A new paper in the journal Science explains the molecular mechanisms of how these survivor fish do their thing.

This I Believe

Okay, this post isn’t strictly about my research, but it is about the other important step of science – getting the word out about what you found!

Next year, I will be supported in my graduate studies by the BioME fellowship, in which I will be teaching biology in a K-12 classroom. The actual grade is still TBD until June, but will probably be middle school. I volunteered for middle school because the Arizona state curriculum calls for topics that fit my research interests about then, but also because it’s a really important time in life for most people. For me, it was absolute hell, the low point of my entire life. Maybe that’s why I want to be there – I have some idea I can do it all over again, like Billy Madison. Whatever.

Point is, I had to write a short essay on my philosophy and beliefs about teaching last week, and I thought I’d share it here:

This I Believe

I believe that education is like running a marathon or writing a novel: you do it one step at a time, write one word at a time. Considering the whole of a curriculum for an untrained teacher like me can be overwhelming. But I recall a quote by St. Francis of Assisi, of all people: “Start by doing what is necessary, then what is possible, and suddenly you are doing the impossible.” I imagine taking one stride, then another. Soon a whole training run has passed. One word, then another, form a sentence which grows into a chapter. If I start by coming up with one concept, then an activity, soon – I hope – a lesson plan with take shape. Never losing sight of the big picture, tackling the planning day by day will grow to be a year of lessons.
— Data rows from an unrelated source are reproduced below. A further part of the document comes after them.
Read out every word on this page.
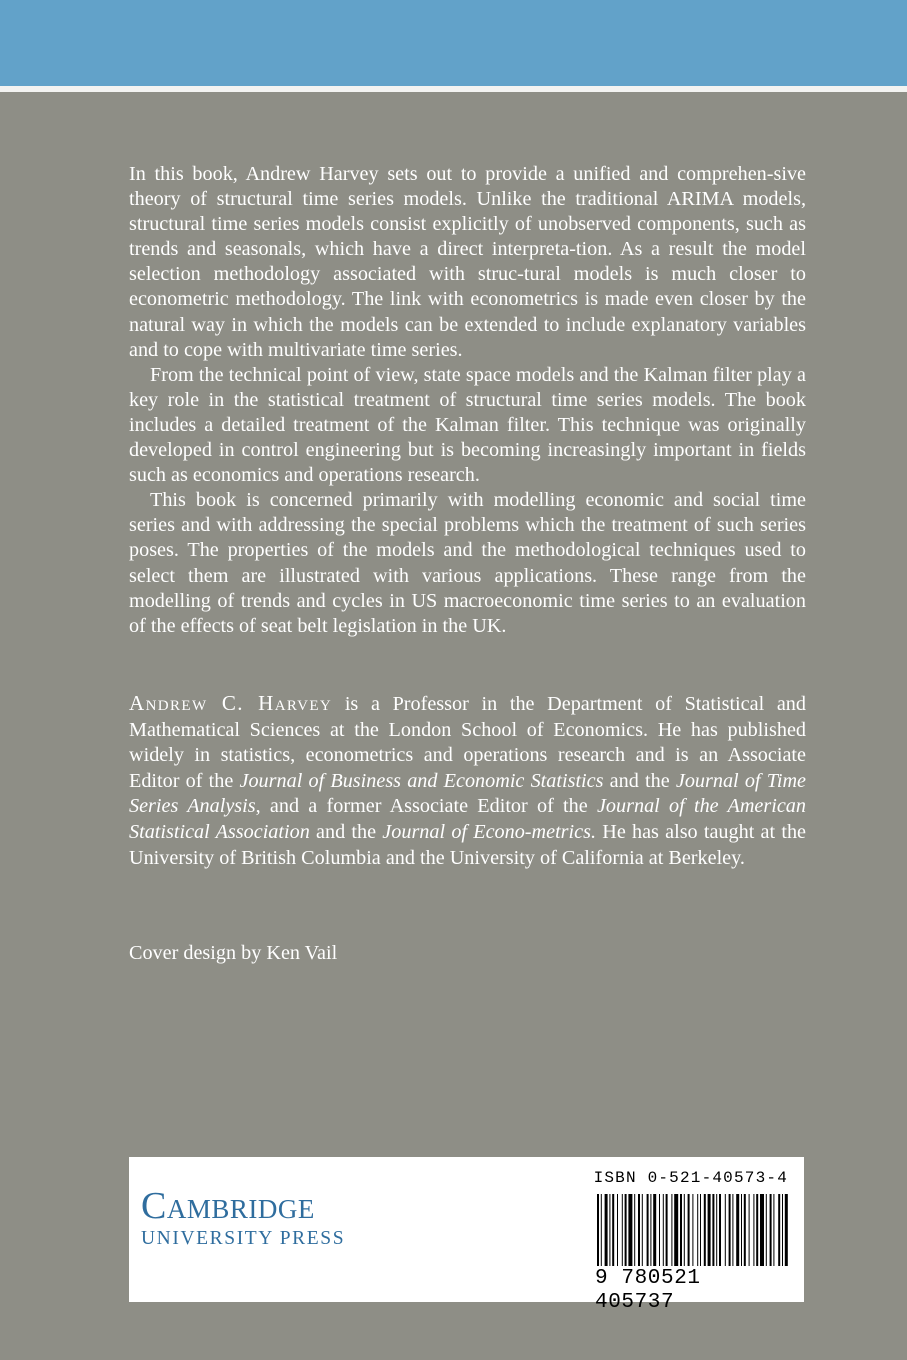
In this book, Andrew Harvey sets out to provide a unified and comprehen-sive theory of structural time series models. Unlike the traditional ARIMA models, structural time series models consist explicitly of unobserved components, such as trends and seasonals, which have a direct interpreta-tion. As a result the model selection methodology associated with struc-tural models is much closer to econometric methodology. The link with econometrics is made even closer by the natural way in which the models can be extended to include explanatory variables and to cope with multivariate time series.

From the technical point of view, state space models and the Kalman filter play a key role in the statistical treatment of structural time series models. The book includes a detailed treatment of the Kalman filter. This technique was originally developed in control engineering but is becoming increasingly important in fields such as economics and operations research.

This book is concerned primarily with modelling economic and social time series and with addressing the special problems which the treatment of such series poses. The properties of the models and the methodological techniques used to select them are illustrated with various applications. These range from the modelling of trends and cycles in US macroeconomic time series to an evaluation of the effects of seat belt legislation in the UK.

Andrew C. Harvey is a Professor in the Department of Statistical and Mathematical Sciences at the London School of Economics. He has published widely in statistics, econometrics and operations research and is an Associate Editor of the Journal of Business and Economic Statistics and the Journal of Time Series Analysis, and a former Associate Editor of the Journal of the American Statistical Association and the Journal of Econo-metrics. He has also taught at the University of British Columbia and the University of California at Berkeley.

Cover design by Ken Vail
Cambridge
UNIVERSITY PRESS
ISBN 0-521-40573-4
9 780521 405737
Some days, one step may be just patiently coaching one student to finish an activity, giving her extra time to finish. Some days it may mean flashing the overhead projector around the ceiling or licking a dirty whiteboard eraser just to recapture the attention of sleepy students after lunch.

When I was in gradeschool, each assignment became its own challenge measuring success. I had to learn to read words, then sentences, then whole stories. In math classes, those seemingly interminable multiplication worksheets paid off with the ability to easily calculate tips and discounts in daily life.
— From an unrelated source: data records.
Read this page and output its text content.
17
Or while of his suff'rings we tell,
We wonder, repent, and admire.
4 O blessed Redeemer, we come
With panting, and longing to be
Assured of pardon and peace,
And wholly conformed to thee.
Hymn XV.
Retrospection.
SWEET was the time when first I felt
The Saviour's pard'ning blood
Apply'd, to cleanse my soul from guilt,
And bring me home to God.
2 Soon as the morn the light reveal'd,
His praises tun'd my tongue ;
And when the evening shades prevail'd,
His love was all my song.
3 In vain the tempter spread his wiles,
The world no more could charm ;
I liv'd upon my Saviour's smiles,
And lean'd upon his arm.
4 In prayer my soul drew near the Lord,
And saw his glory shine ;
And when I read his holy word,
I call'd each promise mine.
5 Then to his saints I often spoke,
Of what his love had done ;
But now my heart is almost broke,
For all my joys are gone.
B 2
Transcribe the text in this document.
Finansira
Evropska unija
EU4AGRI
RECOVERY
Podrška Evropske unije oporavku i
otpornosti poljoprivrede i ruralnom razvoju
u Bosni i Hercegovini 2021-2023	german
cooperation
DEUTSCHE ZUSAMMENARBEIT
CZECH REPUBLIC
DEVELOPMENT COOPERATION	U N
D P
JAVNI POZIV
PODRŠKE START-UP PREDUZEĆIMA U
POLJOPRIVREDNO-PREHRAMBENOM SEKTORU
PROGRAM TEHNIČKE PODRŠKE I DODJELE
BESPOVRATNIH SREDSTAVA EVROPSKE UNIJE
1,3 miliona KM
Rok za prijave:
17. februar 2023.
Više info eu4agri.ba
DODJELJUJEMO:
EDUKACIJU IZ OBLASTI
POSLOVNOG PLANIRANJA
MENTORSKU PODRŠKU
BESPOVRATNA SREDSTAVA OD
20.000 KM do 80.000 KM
While everyone has their own stride, some habits are less useful than others. There may be no right way to run or to learn, but there are unproductive ones. Those lead to dead ends and injury. It is as true for the students as for the teachers. For a struggling kid, every assignment that comes back with a failing grade stabs with the pain of a knee injury in mile 20, whether anyone can see it or not.

All those individual steps may sound intimidating, but I find comfort in them. It means that tripping up on any one step will not define the journey. For example, my Junior High math teacher, Mr. Peterson, stepped into a pothole one day. As he walked us through a story problem in our Geometry text book, he paused to mock the name the authors had chosen: Melvin.
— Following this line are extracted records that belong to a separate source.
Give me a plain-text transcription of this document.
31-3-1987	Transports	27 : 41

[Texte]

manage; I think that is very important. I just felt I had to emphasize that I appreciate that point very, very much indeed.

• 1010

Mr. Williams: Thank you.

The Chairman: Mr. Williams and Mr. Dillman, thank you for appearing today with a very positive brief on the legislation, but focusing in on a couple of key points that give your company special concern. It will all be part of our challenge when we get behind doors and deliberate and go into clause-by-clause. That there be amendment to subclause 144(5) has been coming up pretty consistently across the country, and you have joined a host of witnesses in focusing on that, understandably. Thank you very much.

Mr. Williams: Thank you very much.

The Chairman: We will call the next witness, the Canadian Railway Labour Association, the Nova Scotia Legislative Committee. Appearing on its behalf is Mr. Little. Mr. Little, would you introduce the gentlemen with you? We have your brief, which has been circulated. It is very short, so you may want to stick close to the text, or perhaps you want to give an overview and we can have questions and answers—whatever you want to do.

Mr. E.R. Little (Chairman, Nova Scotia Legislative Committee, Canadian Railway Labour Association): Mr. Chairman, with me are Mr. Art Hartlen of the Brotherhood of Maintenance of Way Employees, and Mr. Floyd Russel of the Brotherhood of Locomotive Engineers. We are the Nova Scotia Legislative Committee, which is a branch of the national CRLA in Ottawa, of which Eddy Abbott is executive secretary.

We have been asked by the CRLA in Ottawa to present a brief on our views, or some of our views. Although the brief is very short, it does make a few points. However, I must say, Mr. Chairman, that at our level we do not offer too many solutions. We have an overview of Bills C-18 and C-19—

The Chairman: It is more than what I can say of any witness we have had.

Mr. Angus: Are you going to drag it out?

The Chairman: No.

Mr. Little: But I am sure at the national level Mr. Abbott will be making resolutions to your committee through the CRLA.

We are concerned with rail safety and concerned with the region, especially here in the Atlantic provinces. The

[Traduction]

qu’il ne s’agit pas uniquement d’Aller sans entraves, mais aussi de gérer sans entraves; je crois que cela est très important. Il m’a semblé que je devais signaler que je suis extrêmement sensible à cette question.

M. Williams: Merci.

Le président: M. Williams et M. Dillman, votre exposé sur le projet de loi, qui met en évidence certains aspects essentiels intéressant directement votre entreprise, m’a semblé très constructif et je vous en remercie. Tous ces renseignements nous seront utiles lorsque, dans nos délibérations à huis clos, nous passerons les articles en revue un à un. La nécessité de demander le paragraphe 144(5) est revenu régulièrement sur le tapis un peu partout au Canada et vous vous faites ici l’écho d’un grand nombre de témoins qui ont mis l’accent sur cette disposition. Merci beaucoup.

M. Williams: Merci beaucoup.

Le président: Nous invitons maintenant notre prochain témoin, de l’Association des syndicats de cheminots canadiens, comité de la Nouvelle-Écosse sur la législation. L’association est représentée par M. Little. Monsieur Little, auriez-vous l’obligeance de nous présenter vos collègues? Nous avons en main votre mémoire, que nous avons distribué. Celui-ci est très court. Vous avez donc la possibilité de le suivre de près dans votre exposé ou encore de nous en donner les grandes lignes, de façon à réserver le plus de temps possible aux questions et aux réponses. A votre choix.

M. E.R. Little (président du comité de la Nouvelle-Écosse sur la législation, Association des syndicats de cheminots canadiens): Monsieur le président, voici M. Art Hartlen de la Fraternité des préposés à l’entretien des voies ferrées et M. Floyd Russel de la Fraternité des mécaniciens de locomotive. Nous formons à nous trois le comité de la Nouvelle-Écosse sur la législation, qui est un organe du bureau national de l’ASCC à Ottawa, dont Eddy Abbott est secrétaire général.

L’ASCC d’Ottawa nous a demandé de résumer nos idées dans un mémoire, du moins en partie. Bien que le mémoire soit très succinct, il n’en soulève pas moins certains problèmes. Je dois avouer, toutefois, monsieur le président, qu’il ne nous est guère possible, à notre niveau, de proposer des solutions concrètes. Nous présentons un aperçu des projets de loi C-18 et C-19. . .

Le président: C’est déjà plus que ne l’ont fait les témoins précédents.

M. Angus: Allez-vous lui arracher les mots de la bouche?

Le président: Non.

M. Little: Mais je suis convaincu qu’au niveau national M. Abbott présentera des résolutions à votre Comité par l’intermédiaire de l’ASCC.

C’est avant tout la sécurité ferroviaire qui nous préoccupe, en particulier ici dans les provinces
As soon as he returned to the problem, a girl named Melanie raised her hand. “My dad’s name is Melvin,” she said when called on.

Mr. Peterson considered this for a moment.

“Is he a big guy?” he asked.

“Oh yeah,” said the boy next to Melanie, who was her friend. “And mean.”

Our teacher returned to the problem at hand, but before turning us loose with a problem set, he remarked that the name Melvin was growing on him. “I might even name my next kid Melvin,” he said.

“You’ve got fungus growing on you, too, Mr. Pete,” said Melanie’s friend. “But you wouldn’t name your kid that!”

Whatever Melanie’s dad’s name was, Mr. Peterson survived to tell the tale and I would swear he was the best math teacher I ever had.